Daß die, welche eine neue Ordnung schauten, wenig Liebe für die bestehende hatten, lag in der Linie ihrer Aufgaben und Pflichten. Die wertvollen der seelischen Leistungen aus den letzten dreißig Jahren sind fast alle gegen die herrschende gesellschaftliche Ordnung und die Gefühle gerichtet, auf die sie sich stützt; selten als Anklage, sehr oft aber als gleichgültiges Darüberwegschauen zu den Problemen für vorausgeartete Menschen, als Enthaltung vom Gefühlsurteil und desillusionierende Konstatierung dessen, was ist. Das Wenden, Durchblicken und zu diesem Zweck Durchlöchern überkommener, eingesessener und verläßlicher seelischer Haltungen: es besteht kein Grund zu verschweigen, daß dies eine der Haupterscheinungen unserer Dichtung war. Dichtung ist im Innersten der Kampf um eine höhere menschliche Artung; sie ist zu diesem Zweck Untersuchung des Bestehenden und keine Untersuchung ist etwas wert ohne die Tugend des kühnen Zweifels. Unsere Dichtung war eine Kehrseitendichtung, eine Dichtung der Ausnahmen von der Regel und oft schon der Ausnahmen von den Ausnahmen. In ihren stärksten Vertretern. Und sie war gerade dadurch in ihrer Art von dem gleichen kriegerischen und erobernden Geist belebt, den wir heute in seiner Urart verwundert und beglückt in uns und um uns fühlen.

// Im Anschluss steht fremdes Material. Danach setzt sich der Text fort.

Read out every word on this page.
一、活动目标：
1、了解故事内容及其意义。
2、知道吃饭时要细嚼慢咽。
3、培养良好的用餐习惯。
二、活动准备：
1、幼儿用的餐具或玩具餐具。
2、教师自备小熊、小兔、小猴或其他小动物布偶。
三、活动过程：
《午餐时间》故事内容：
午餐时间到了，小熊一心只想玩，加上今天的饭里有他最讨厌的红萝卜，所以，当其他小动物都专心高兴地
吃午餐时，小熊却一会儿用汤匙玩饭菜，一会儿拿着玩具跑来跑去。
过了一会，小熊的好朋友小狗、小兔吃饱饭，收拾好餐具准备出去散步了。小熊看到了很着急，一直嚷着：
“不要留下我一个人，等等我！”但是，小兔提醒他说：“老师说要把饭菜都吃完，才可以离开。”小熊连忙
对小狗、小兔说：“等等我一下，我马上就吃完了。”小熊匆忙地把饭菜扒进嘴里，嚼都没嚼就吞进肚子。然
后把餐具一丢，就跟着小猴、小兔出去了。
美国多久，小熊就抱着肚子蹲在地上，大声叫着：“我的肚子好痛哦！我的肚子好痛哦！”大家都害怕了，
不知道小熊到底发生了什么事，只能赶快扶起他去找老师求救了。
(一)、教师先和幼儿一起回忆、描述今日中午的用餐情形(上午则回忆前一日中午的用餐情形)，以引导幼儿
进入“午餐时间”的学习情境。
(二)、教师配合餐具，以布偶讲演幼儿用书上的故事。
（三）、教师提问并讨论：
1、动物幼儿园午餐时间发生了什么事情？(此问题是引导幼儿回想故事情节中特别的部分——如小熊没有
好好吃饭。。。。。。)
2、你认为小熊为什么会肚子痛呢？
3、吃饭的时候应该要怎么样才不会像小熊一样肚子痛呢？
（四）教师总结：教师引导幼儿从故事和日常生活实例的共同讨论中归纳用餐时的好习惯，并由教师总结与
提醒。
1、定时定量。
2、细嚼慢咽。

Als gieriger mit jeder neuen Stunde Todesfinsternis um unser Land aufzog und wir, das Volk im Herzen Europas und mit dem Herzen Europas, erkennen mußten, daß von allen Rändern dieses Weltteils eine Verschwörung herbrach, in der unsre Ausrottung beschlossen worden war, wurde ein neues Gefühl geboren: – die Grundlagen, die gemeinsamen, über denen wir uns schieden, die wir sonst im Leben nicht eigens empfanden, waren bedroht, die Welt klaffte in Deutsch und Widerdeutsch, und eine betäubende Zugehörigkeit riß uns das Herz aus den Händen, die es vielleicht noch für einen Augenblick des Nachdenkens festhalten wollten. Gewiß, wir wollen nicht vergessen, daß stets auch die andern das gleiche erleben; wahrscheinlich sind die, welche drüben unsre Freunde waren, genau so in ihr Volk hineingerissen, vielleicht vermögen sie sogar das Unrecht ihres Volkes zu durchschaun und es zieht sie doch mit. Unsre Skepsis verlangt diese Vorstellungen. Wir wissen nicht, was es ist, das uns in diesen Augenblicken von ihnen trennt und das wir trotzdem lieben; und doch fühlen wir gerade darin, wie wir von einer unnennbaren Demut geballt und eingeschmolzen werden, in der der einzelne plötzlich wieder nichts ist außerhalb seiner elementaren Leistung, den Stamm zu schützen. Dieses Gefühl muß immer dagewesen sein und wurde bloß wach; jeder Versuch, es zu begründen, wäre matt und würde aussehn, als müßte man sich überreden, während es sich doch um ein Glück handelt, über allem Ernst um eine ungeheure Sicherheit und Freude. Der Tod hat keine Schrecken mehr, die Lebensziele keine Lockung. Die, welche sterben müssen oder ihren Besitz opfern, haben das Leben und sind reich: das ist heute keine Übertreibung, sondern ein Erlebnis, unüberblickbar aber so fest zu fühlen wie ein Ding, eine Urmacht, von der höchstens Liebe ein kleines Splitterchen war.